I’d love to win a copy of Laetitia’s new book in the draw. Her blogs are always inspirational & it’s refreshing that she points out mistakes made as well as successes.
Please put my name in the hat! It sounds such a refreshing book.
I live in the United States and came across your blog when researching A Shropshire Lad.
I have recently purchased a one-room stone schoolhouse built in 1840 which has no garden whatsoever as it was abandoned for many years. I have ordered some David Austin roses and beginning to work on a garden design plan.
I would love to have a book that would help me have a major impact immediately as I will be 77 on April 13 so this seems destined to be for me.
Count me in I would love to own this book but I must say good luck to everyone entered and well done to the winner of such a great book. I have 3 allotments so I need all the inspiration I can get. Having 3 allotments are very hard work but I NEVER have enough space to grow everything, crazy I know but once you have planted your spuds and your brasicas you are then trying to find space for the rest of the things you need to grow. I also grow a vast array of fruit do I have trees and bushes which take up 1 allotment and I have rhubarb and soft fruits dotted about everywhere. Then of course I have my girls 9 chickens and my greenhouse and sheds.
Happy Easter to you.
Sounds like a fun book, I’d like to be included in the draw. Any book with sweet peas in the title would always catch my eye. I folow her blog and they are always really cute and i like the crafty ideas for making your own things for the garden and using things from the garden.
I stumbled across your beautiful blog via a book review for monty’s gardening at longmeadow and will certainly be back! I would live to be included in the draw for this fantastic book, Lucy
Count me in please. It was lovely to hear her talk in Oxford.
Looks like a great book, I’d love to be included in the draw!
As always an interesting post, and one that would surely inspire anyone moving into a home with a garden for the first time.

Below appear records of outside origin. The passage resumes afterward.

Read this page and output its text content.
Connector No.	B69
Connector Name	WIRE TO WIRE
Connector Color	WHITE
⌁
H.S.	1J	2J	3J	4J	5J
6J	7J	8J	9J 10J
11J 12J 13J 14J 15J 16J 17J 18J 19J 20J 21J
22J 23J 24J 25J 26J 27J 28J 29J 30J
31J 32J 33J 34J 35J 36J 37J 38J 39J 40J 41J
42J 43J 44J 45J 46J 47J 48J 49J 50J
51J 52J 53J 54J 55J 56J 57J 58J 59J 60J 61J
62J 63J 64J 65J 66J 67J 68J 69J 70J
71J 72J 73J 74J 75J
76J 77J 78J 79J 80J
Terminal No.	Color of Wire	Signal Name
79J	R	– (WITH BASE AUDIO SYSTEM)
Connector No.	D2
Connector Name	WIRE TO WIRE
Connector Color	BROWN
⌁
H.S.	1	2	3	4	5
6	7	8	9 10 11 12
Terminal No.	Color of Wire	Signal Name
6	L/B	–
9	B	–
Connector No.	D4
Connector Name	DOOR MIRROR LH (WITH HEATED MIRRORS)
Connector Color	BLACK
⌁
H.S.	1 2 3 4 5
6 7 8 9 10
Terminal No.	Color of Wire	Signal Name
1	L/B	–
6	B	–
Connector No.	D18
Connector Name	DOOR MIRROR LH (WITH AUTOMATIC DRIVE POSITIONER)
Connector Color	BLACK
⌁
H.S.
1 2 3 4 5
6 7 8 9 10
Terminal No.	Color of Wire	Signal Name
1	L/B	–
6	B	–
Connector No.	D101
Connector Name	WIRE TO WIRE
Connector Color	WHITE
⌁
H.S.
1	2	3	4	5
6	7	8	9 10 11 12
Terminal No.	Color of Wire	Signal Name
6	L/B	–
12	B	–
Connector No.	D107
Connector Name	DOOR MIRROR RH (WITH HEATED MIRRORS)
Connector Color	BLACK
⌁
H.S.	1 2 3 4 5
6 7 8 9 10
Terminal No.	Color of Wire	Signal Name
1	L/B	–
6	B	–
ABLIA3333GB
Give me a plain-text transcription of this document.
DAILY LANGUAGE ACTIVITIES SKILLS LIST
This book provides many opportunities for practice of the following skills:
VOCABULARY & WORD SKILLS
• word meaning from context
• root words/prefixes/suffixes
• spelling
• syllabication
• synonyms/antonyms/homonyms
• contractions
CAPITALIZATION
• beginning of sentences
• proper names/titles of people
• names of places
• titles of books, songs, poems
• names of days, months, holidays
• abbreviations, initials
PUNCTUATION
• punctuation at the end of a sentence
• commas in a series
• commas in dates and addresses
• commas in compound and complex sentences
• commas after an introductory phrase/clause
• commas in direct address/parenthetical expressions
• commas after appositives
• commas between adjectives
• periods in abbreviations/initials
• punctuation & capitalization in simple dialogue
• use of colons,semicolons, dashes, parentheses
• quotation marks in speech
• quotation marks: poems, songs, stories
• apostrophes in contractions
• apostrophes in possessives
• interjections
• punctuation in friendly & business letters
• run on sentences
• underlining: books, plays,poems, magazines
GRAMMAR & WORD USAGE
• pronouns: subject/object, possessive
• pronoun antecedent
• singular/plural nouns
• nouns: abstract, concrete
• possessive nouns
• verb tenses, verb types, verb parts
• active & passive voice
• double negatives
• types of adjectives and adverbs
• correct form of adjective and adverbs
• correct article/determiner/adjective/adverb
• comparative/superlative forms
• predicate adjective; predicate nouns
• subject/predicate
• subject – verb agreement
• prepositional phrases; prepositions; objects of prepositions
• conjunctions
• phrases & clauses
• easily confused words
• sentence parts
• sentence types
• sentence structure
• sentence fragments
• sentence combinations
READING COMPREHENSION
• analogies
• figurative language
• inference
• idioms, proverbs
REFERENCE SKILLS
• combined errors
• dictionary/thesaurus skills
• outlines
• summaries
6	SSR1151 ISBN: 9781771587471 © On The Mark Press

Kindly don’t include me in the draw. Flighty xx
A lovely book review WellyWoman, great final question for the interview too!
My love of gardening started with a London balcony container garden, helping my mum. Thinking back it was amazing how much she actually grew, considering the lack of space. Every inch was blooming, hanging baskets provided another element of interest. The book sounds very interesting, I’d love to be included in the draw if that’s OK. Thank you.
Interesting post…and a girl can never have too many gardening books for inspiration! Please include me in the draw.
Please count me in. If lucky I know I will flick through it before my husband – flaneurgardener – gets it and reads it cover to cover…
Just saw this post in time Welly! Flowers are not my forté as I’m mostly into edibles but there are swathes of borders and grass here that would benefit from some inspiration so I’d like to check out Laetitia’s book. Whether I’m lucky or not, yours is a good review which has made me want to find a copy of her book … Caro x
Hi Caro, You’ll be in the hat! I’m definitely going to seek out her first book.